だが、明人の箸はもう止まらない。正面にちょっと悲しそうな顔があっても構ってやってる余裕がなかった。
それらは生まれ故郷の料理である。舌が喜び唾液腺が緩んで仕方ないのである。
しかしユエラのようにがっつくことはしない。1度ずつ小分けにし、行儀良く料理を口に運ぶたび、噛み締め、味わう。
「ちなみにそのけんちんさんおうどんに入ってるお肉はグリフォンのお肉なんです。ふふっ、さっぱりしているのにお出汁がでてとっても美味しいんですから」
リリティアも巧みに箸を使いこなし食事を進めていく。
ときおり咀嚼する明人のほうを見て金色の眼をうんと細めた。
「うまい……うまいよこれ……! すごくうまい……! 全部うまいんだ……!」
「おかわりもありますからねっ。お望みならば明日も明後日も、明人さんが飽きるまで色んな和食を作ってあげちゃいます」
そんな、いつしかぶりの2人の時間だった。
世界を渡り、神に翻弄され、なおも断ち切れず。剣鞘コンビの絆はますます深まっていく。
救済の導を解体したこともある。使命に囚われた宝物を冥界へ還したことだってある。そして遺恨に狂った龍すらも討伐した。
だからすべてを失った。元の世界からもってきたものをほぼすべてだ。
操縦士としての誇りである、宙間移民船造船用4脚型双腕重機ワーカー3号機だって2度と動かなくなってしまった。

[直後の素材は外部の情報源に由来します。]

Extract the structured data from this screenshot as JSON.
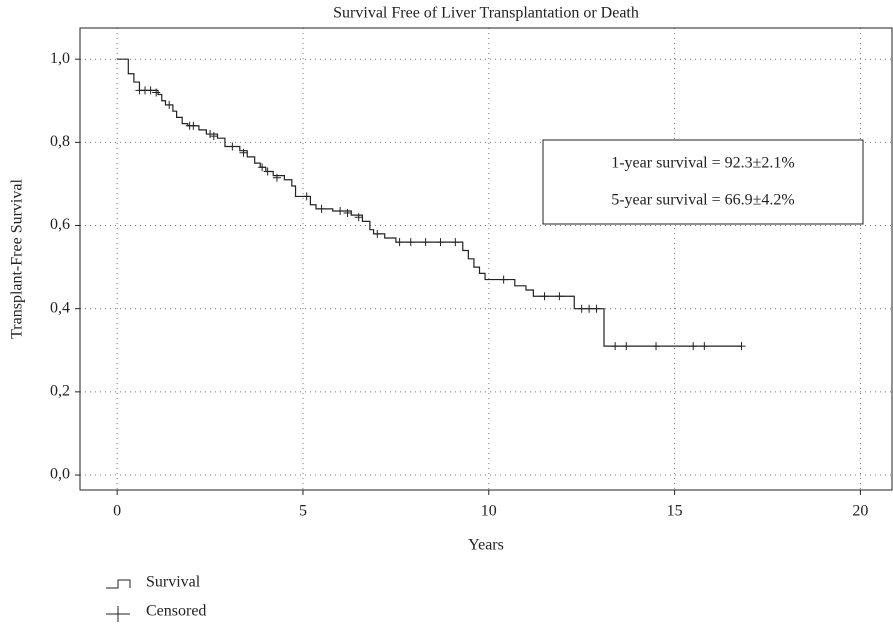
{
  "chart_data": {
    "type": "step",
    "title": "Survival Free of Liver Transplantation or Death",
    "xlabel": "Years",
    "ylabel": "Transplant-Free Survival",
    "annotations": [
      "1-year survival = 92.3±2.1%",
      "5-year survival = 66.9±4.2%"
    ],
    "xlim": [
      -1,
      20.85
    ],
    "ylim": [
      -0.036,
      1.075
    ],
    "xticks": [
      0,
      5,
      10,
      15,
      20
    ],
    "yticks": [
      {
        "value": 0,
        "label": "0,0"
      },
      {
        "value": 0.2,
        "label": "0,2"
      },
      {
        "value": 0.4,
        "label": "0,4"
      },
      {
        "value": 0.6,
        "label": "0,6"
      },
      {
        "value": 0.8,
        "label": "0,8"
      },
      {
        "value": 1,
        "label": "1,0"
      }
    ],
    "grid": true,
    "series": [
      {
        "name": "Survival",
        "color": "#222222",
        "x": [
          0,
          0.3,
          0.45,
          0.6,
          1.1,
          1.2,
          1.3,
          1.5,
          1.6,
          1.75,
          1.9,
          2.2,
          2.4,
          2.7,
          2.9,
          3.3,
          3.5,
          3.7,
          3.85,
          4.0,
          4.2,
          4.5,
          4.7,
          4.8,
          5.2,
          5.35,
          5.8,
          6.3,
          6.6,
          6.8,
          6.9,
          7.2,
          7.5,
          9.3,
          9.45,
          9.6,
          9.75,
          9.9,
          10.7,
          11.0,
          11.2,
          12.3,
          13.1,
          16.8
        ],
        "values": [
          1.0,
          0.965,
          0.945,
          0.925,
          0.915,
          0.9,
          0.89,
          0.875,
          0.86,
          0.845,
          0.84,
          0.83,
          0.82,
          0.81,
          0.79,
          0.78,
          0.765,
          0.75,
          0.74,
          0.73,
          0.72,
          0.71,
          0.695,
          0.67,
          0.65,
          0.64,
          0.635,
          0.625,
          0.61,
          0.59,
          0.58,
          0.57,
          0.56,
          0.54,
          0.52,
          0.5,
          0.485,
          0.47,
          0.455,
          0.445,
          0.43,
          0.4,
          0.31,
          0.31
        ]
      },
      {
        "name": "Censored",
        "color": "#222222",
        "x": [
          0.6,
          0.75,
          0.9,
          1.05,
          1.4,
          1.95,
          2.05,
          2.5,
          2.6,
          3.1,
          3.4,
          3.9,
          4.05,
          4.3,
          5.1,
          5.5,
          6.0,
          6.2,
          6.5,
          7.0,
          7.6,
          7.9,
          8.3,
          8.7,
          9.1,
          10.4,
          11.5,
          11.9,
          12.5,
          12.7,
          12.9,
          13.4,
          13.7,
          14.5,
          15.5,
          15.8,
          16.8
        ],
        "values": [
          0.925,
          0.925,
          0.925,
          0.92,
          0.89,
          0.84,
          0.84,
          0.82,
          0.815,
          0.79,
          0.775,
          0.74,
          0.73,
          0.715,
          0.67,
          0.64,
          0.635,
          0.63,
          0.62,
          0.58,
          0.56,
          0.56,
          0.56,
          0.56,
          0.56,
          0.47,
          0.43,
          0.43,
          0.4,
          0.4,
          0.4,
          0.31,
          0.31,
          0.31,
          0.31,
          0.31,
          0.31
        ]
      }
    ]
  }
}
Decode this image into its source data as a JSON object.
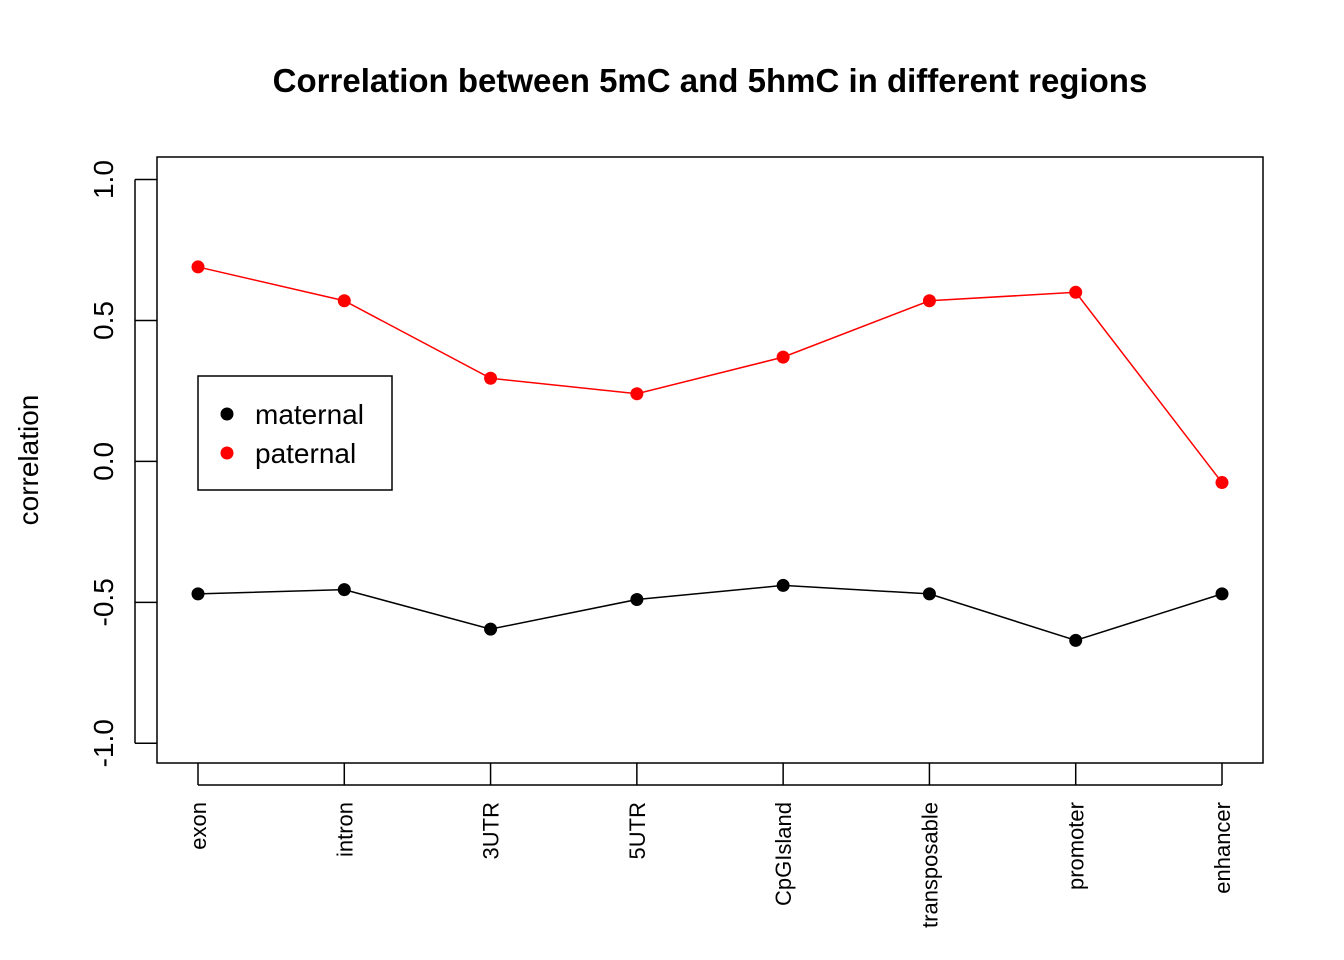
{
  "chart_data": {
    "type": "line",
    "title": "Correlation between 5mC and 5hmC  in different regions",
    "xlabel": "",
    "ylabel": "correlation",
    "categories": [
      "exon",
      "intron",
      "3UTR",
      "5UTR",
      "CpGIsland",
      "transposable",
      "promoter",
      "enhancer"
    ],
    "ylim": [
      -1.07,
      1.08
    ],
    "yticks": [
      -1.0,
      -0.5,
      0.0,
      0.5,
      1.0
    ],
    "ytick_labels": [
      "-1.0",
      "-0.5",
      "0.0",
      "0.5",
      "1.0"
    ],
    "grid": false,
    "legend_position": "left",
    "series": [
      {
        "name": "maternal",
        "color": "#000000",
        "values": [
          -0.47,
          -0.455,
          -0.595,
          -0.49,
          -0.44,
          -0.47,
          -0.635,
          -0.47
        ]
      },
      {
        "name": "paternal",
        "color": "#ff0000",
        "values": [
          0.69,
          0.57,
          0.295,
          0.24,
          0.37,
          0.57,
          0.6,
          -0.075
        ]
      }
    ]
  }
}
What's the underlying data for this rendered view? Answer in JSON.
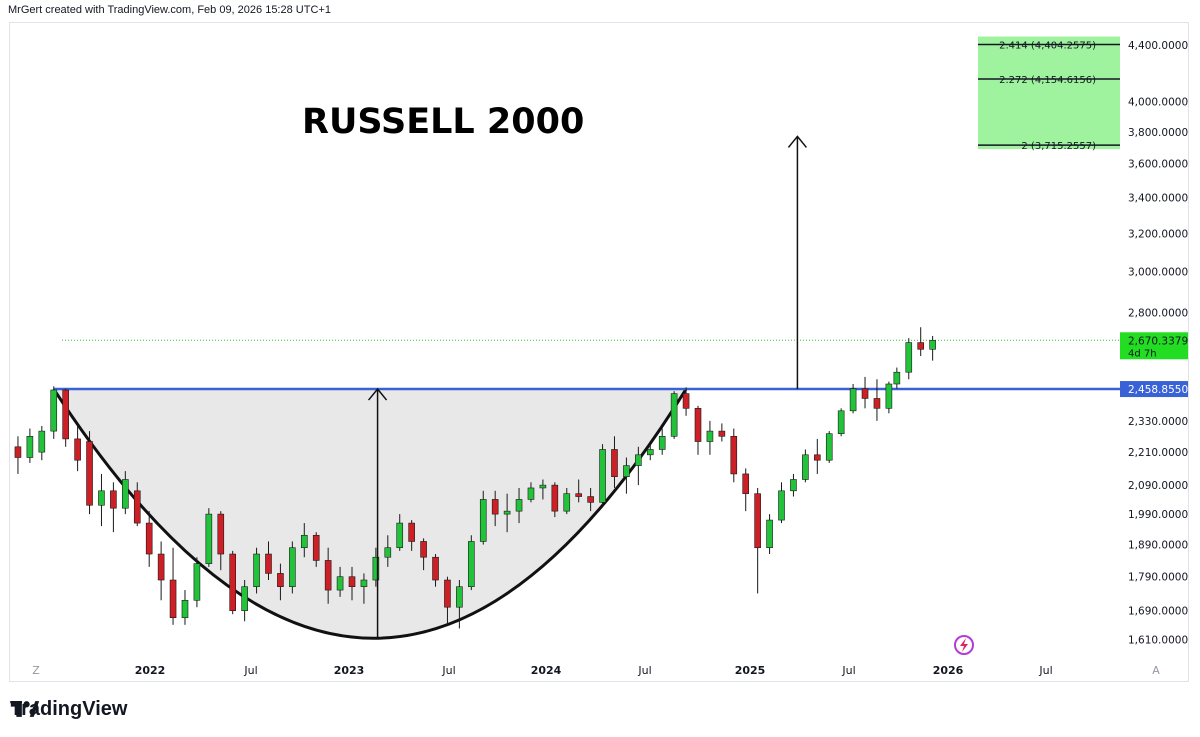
{
  "header": {
    "text": "MrGert created with TradingView.com, Feb 09, 2026 15:28 UTC+1"
  },
  "brand": {
    "name": "TradingView",
    "logo_icon": "tradingview-logo-icon"
  },
  "colors": {
    "up": "#22c33a",
    "down": "#cc1f26",
    "level_line": "#3a62d7",
    "target_zone": "#9ff39f",
    "cup_fill": "#e8e8e8",
    "price_label": "#22dd22"
  },
  "chart_data": {
    "type": "candlestick",
    "title": "RUSSELL 2000",
    "x_ticks": [
      "Z",
      "2022",
      "Jul",
      "2023",
      "Jul",
      "2024",
      "Jul",
      "2025",
      "Jul",
      "2026",
      "Jul",
      "A"
    ],
    "x_ticks_bold": [
      false,
      true,
      false,
      true,
      false,
      true,
      false,
      true,
      false,
      true,
      false,
      false
    ],
    "y_ticks": [
      "4,400.0000",
      "4,000.0000",
      "3,800.0000",
      "3,600.0000",
      "3,400.0000",
      "3,200.0000",
      "3,000.0000",
      "2,800.0000",
      "2,330.0000",
      "2,210.0000",
      "2,090.0000",
      "1,990.0000",
      "1,890.0000",
      "1,790.0000",
      "1,690.0000",
      "1,610.0000"
    ],
    "y_tick_values": [
      4400,
      4000,
      3800,
      3600,
      3400,
      3200,
      3000,
      2800,
      2330,
      2210,
      2090,
      1990,
      1890,
      1790,
      1690,
      1610
    ],
    "scale": "log",
    "ylim": [
      1560,
      4560
    ],
    "xlim": [
      "2021-08-23",
      "2026-12-20"
    ],
    "current_price": {
      "value": 2670.3379,
      "label": "2,670.3379",
      "timer": "4d 7h"
    },
    "resistance": {
      "value": 2458.855,
      "label": "2,458.8550",
      "from": "2021-11-08",
      "to": "2026-12-20"
    },
    "fib_targets": [
      {
        "label": "2.414 (4,404.2575)",
        "value": 4404.2575
      },
      {
        "label": "2.272 (4,154.6156)",
        "value": 4154.6156
      },
      {
        "label": "2 (3,715.2557)",
        "value": 3715.2557
      }
    ],
    "cup": {
      "start": "2021-11-08",
      "bottom_date": "2023-06-01",
      "bottom_value": 1613,
      "end": "2024-11-25",
      "rim_value": 2458.855
    },
    "measured_move": [
      {
        "date": "2023-06-01",
        "from": 1613,
        "to": 2458.855
      },
      {
        "date": "2025-06-09",
        "from": 2458.855,
        "to": 3770
      }
    ],
    "candles": [
      {
        "d": "2021-09-06",
        "o": 2230,
        "h": 2270,
        "l": 2130,
        "c": 2190
      },
      {
        "d": "2021-09-27",
        "o": 2190,
        "h": 2300,
        "l": 2170,
        "c": 2270
      },
      {
        "d": "2021-10-18",
        "o": 2210,
        "h": 2310,
        "l": 2180,
        "c": 2290
      },
      {
        "d": "2021-11-08",
        "o": 2290,
        "h": 2470,
        "l": 2260,
        "c": 2455
      },
      {
        "d": "2021-11-29",
        "o": 2455,
        "h": 2460,
        "l": 2230,
        "c": 2260
      },
      {
        "d": "2021-12-20",
        "o": 2260,
        "h": 2310,
        "l": 2140,
        "c": 2180
      },
      {
        "d": "2022-01-10",
        "o": 2250,
        "h": 2290,
        "l": 1990,
        "c": 2020
      },
      {
        "d": "2022-01-31",
        "o": 2020,
        "h": 2130,
        "l": 1950,
        "c": 2070
      },
      {
        "d": "2022-02-21",
        "o": 2070,
        "h": 2100,
        "l": 1930,
        "c": 2010
      },
      {
        "d": "2022-03-14",
        "o": 2010,
        "h": 2140,
        "l": 1990,
        "c": 2110
      },
      {
        "d": "2022-04-04",
        "o": 2070,
        "h": 2100,
        "l": 1950,
        "c": 1960
      },
      {
        "d": "2022-04-25",
        "o": 1960,
        "h": 2000,
        "l": 1820,
        "c": 1860
      },
      {
        "d": "2022-05-16",
        "o": 1860,
        "h": 1900,
        "l": 1720,
        "c": 1780
      },
      {
        "d": "2022-06-06",
        "o": 1780,
        "h": 1880,
        "l": 1650,
        "c": 1670
      },
      {
        "d": "2022-06-27",
        "o": 1670,
        "h": 1750,
        "l": 1650,
        "c": 1720
      },
      {
        "d": "2022-07-18",
        "o": 1720,
        "h": 1850,
        "l": 1700,
        "c": 1830
      },
      {
        "d": "2022-08-08",
        "o": 1830,
        "h": 2010,
        "l": 1820,
        "c": 1990
      },
      {
        "d": "2022-08-29",
        "o": 1990,
        "h": 2000,
        "l": 1810,
        "c": 1860
      },
      {
        "d": "2022-09-19",
        "o": 1860,
        "h": 1870,
        "l": 1680,
        "c": 1690
      },
      {
        "d": "2022-10-10",
        "o": 1690,
        "h": 1780,
        "l": 1660,
        "c": 1760
      },
      {
        "d": "2022-10-31",
        "o": 1760,
        "h": 1880,
        "l": 1740,
        "c": 1860
      },
      {
        "d": "2022-11-21",
        "o": 1860,
        "h": 1900,
        "l": 1780,
        "c": 1800
      },
      {
        "d": "2022-12-12",
        "o": 1800,
        "h": 1830,
        "l": 1720,
        "c": 1760
      },
      {
        "d": "2023-01-02",
        "o": 1760,
        "h": 1900,
        "l": 1740,
        "c": 1880
      },
      {
        "d": "2023-01-23",
        "o": 1880,
        "h": 1960,
        "l": 1850,
        "c": 1920
      },
      {
        "d": "2023-02-13",
        "o": 1920,
        "h": 1930,
        "l": 1820,
        "c": 1840
      },
      {
        "d": "2023-03-06",
        "o": 1840,
        "h": 1880,
        "l": 1710,
        "c": 1750
      },
      {
        "d": "2023-03-27",
        "o": 1750,
        "h": 1820,
        "l": 1730,
        "c": 1790
      },
      {
        "d": "2023-04-17",
        "o": 1790,
        "h": 1820,
        "l": 1720,
        "c": 1760
      },
      {
        "d": "2023-05-08",
        "o": 1760,
        "h": 1800,
        "l": 1710,
        "c": 1780
      },
      {
        "d": "2023-05-29",
        "o": 1780,
        "h": 1880,
        "l": 1760,
        "c": 1850
      },
      {
        "d": "2023-06-19",
        "o": 1850,
        "h": 1920,
        "l": 1820,
        "c": 1880
      },
      {
        "d": "2023-07-10",
        "o": 1880,
        "h": 1990,
        "l": 1870,
        "c": 1960
      },
      {
        "d": "2023-07-31",
        "o": 1960,
        "h": 1970,
        "l": 1870,
        "c": 1900
      },
      {
        "d": "2023-08-21",
        "o": 1900,
        "h": 1910,
        "l": 1810,
        "c": 1850
      },
      {
        "d": "2023-09-11",
        "o": 1850,
        "h": 1860,
        "l": 1760,
        "c": 1780
      },
      {
        "d": "2023-10-02",
        "o": 1780,
        "h": 1790,
        "l": 1650,
        "c": 1700
      },
      {
        "d": "2023-10-23",
        "o": 1700,
        "h": 1780,
        "l": 1640,
        "c": 1760
      },
      {
        "d": "2023-11-13",
        "o": 1760,
        "h": 1920,
        "l": 1750,
        "c": 1900
      },
      {
        "d": "2023-12-04",
        "o": 1900,
        "h": 2070,
        "l": 1890,
        "c": 2040
      },
      {
        "d": "2023-12-25",
        "o": 2040,
        "h": 2070,
        "l": 1950,
        "c": 1990
      },
      {
        "d": "2024-01-15",
        "o": 1990,
        "h": 2060,
        "l": 1930,
        "c": 2000
      },
      {
        "d": "2024-02-05",
        "o": 2000,
        "h": 2080,
        "l": 1960,
        "c": 2040
      },
      {
        "d": "2024-02-26",
        "o": 2040,
        "h": 2100,
        "l": 2030,
        "c": 2080
      },
      {
        "d": "2024-03-18",
        "o": 2080,
        "h": 2110,
        "l": 2040,
        "c": 2090
      },
      {
        "d": "2024-04-08",
        "o": 2090,
        "h": 2100,
        "l": 1980,
        "c": 2000
      },
      {
        "d": "2024-04-29",
        "o": 2000,
        "h": 2080,
        "l": 1990,
        "c": 2060
      },
      {
        "d": "2024-05-20",
        "o": 2060,
        "h": 2110,
        "l": 2030,
        "c": 2050
      },
      {
        "d": "2024-06-10",
        "o": 2050,
        "h": 2080,
        "l": 2000,
        "c": 2030
      },
      {
        "d": "2024-07-01",
        "o": 2030,
        "h": 2240,
        "l": 2020,
        "c": 2220
      },
      {
        "d": "2024-07-22",
        "o": 2220,
        "h": 2270,
        "l": 2080,
        "c": 2120
      },
      {
        "d": "2024-08-12",
        "o": 2120,
        "h": 2190,
        "l": 2060,
        "c": 2160
      },
      {
        "d": "2024-09-02",
        "o": 2160,
        "h": 2230,
        "l": 2090,
        "c": 2200
      },
      {
        "d": "2024-09-23",
        "o": 2200,
        "h": 2240,
        "l": 2180,
        "c": 2220
      },
      {
        "d": "2024-10-14",
        "o": 2220,
        "h": 2300,
        "l": 2200,
        "c": 2270
      },
      {
        "d": "2024-11-04",
        "o": 2270,
        "h": 2450,
        "l": 2260,
        "c": 2440
      },
      {
        "d": "2024-11-25",
        "o": 2440,
        "h": 2466,
        "l": 2350,
        "c": 2380
      },
      {
        "d": "2024-12-16",
        "o": 2380,
        "h": 2390,
        "l": 2200,
        "c": 2250
      },
      {
        "d": "2025-01-06",
        "o": 2250,
        "h": 2330,
        "l": 2200,
        "c": 2290
      },
      {
        "d": "2025-01-27",
        "o": 2290,
        "h": 2320,
        "l": 2250,
        "c": 2270
      },
      {
        "d": "2025-02-17",
        "o": 2270,
        "h": 2300,
        "l": 2100,
        "c": 2130
      },
      {
        "d": "2025-03-10",
        "o": 2130,
        "h": 2150,
        "l": 2000,
        "c": 2060
      },
      {
        "d": "2025-03-31",
        "o": 2060,
        "h": 2080,
        "l": 1740,
        "c": 1880
      },
      {
        "d": "2025-04-21",
        "o": 1880,
        "h": 1990,
        "l": 1860,
        "c": 1970
      },
      {
        "d": "2025-05-12",
        "o": 1970,
        "h": 2100,
        "l": 1960,
        "c": 2070
      },
      {
        "d": "2025-06-02",
        "o": 2070,
        "h": 2130,
        "l": 2050,
        "c": 2110
      },
      {
        "d": "2025-06-23",
        "o": 2110,
        "h": 2220,
        "l": 2100,
        "c": 2200
      },
      {
        "d": "2025-07-14",
        "o": 2200,
        "h": 2260,
        "l": 2130,
        "c": 2180
      },
      {
        "d": "2025-08-04",
        "o": 2180,
        "h": 2290,
        "l": 2170,
        "c": 2280
      },
      {
        "d": "2025-08-25",
        "o": 2280,
        "h": 2380,
        "l": 2270,
        "c": 2370
      },
      {
        "d": "2025-09-15",
        "o": 2370,
        "h": 2480,
        "l": 2360,
        "c": 2460
      },
      {
        "d": "2025-10-06",
        "o": 2460,
        "h": 2510,
        "l": 2380,
        "c": 2420
      },
      {
        "d": "2025-10-27",
        "o": 2420,
        "h": 2500,
        "l": 2330,
        "c": 2380
      },
      {
        "d": "2025-11-17",
        "o": 2380,
        "h": 2490,
        "l": 2360,
        "c": 2480
      },
      {
        "d": "2025-12-01",
        "o": 2480,
        "h": 2550,
        "l": 2460,
        "c": 2530
      },
      {
        "d": "2025-12-22",
        "o": 2530,
        "h": 2680,
        "l": 2500,
        "c": 2660
      },
      {
        "d": "2026-01-12",
        "o": 2660,
        "h": 2730,
        "l": 2600,
        "c": 2630
      },
      {
        "d": "2026-02-02",
        "o": 2630,
        "h": 2690,
        "l": 2580,
        "c": 2670
      }
    ]
  }
}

しかしそんなことを忘れてしまうほど、幸福な時間でもあった。
終わるはずだった命なのに、世界を変えてのつづきがあった。
移った世界には、こんなにも素敵な出会いが満ちあふれている。
「でもリリティア……ちょっとだけ聞いて欲しいことがあるんだ……」
明人はおもむろに箸を置く。
まだ食べ終わってるわけではない。しかしそれでも箸を止めてまで伝えねばならぬことがある。
いっぽうリリティアは長いまつ毛のついた瞼をぱちくり瞬かせた。
「はい? 改まってどうしたんです?」
明人さんスペシャルは確かにスペシャルだった。
あと明人が材料でもなかった。
それとたとえ世界が平和になってもただ1つだけ変わらないものがある。
「この料理の名前は変えたほうが絶対に良いと思うんだ。あとツッコミ忘れてたけど……けんちんさんおうどんって……」
「なんでですかあ!? 明人さんスペシャルってすっごくいい名前ですよ!? しかもどうせなら登竜門のほうに反応して欲しかったですけど!?」
リリティアに、名前をつけるセンスは、ない。
すでに日は暮れて空は濃密な紫色へと変貌を遂げている。
ひさしぶりに訪れた2人だけの夜は、ゆっくりとしたペースで深まっていく。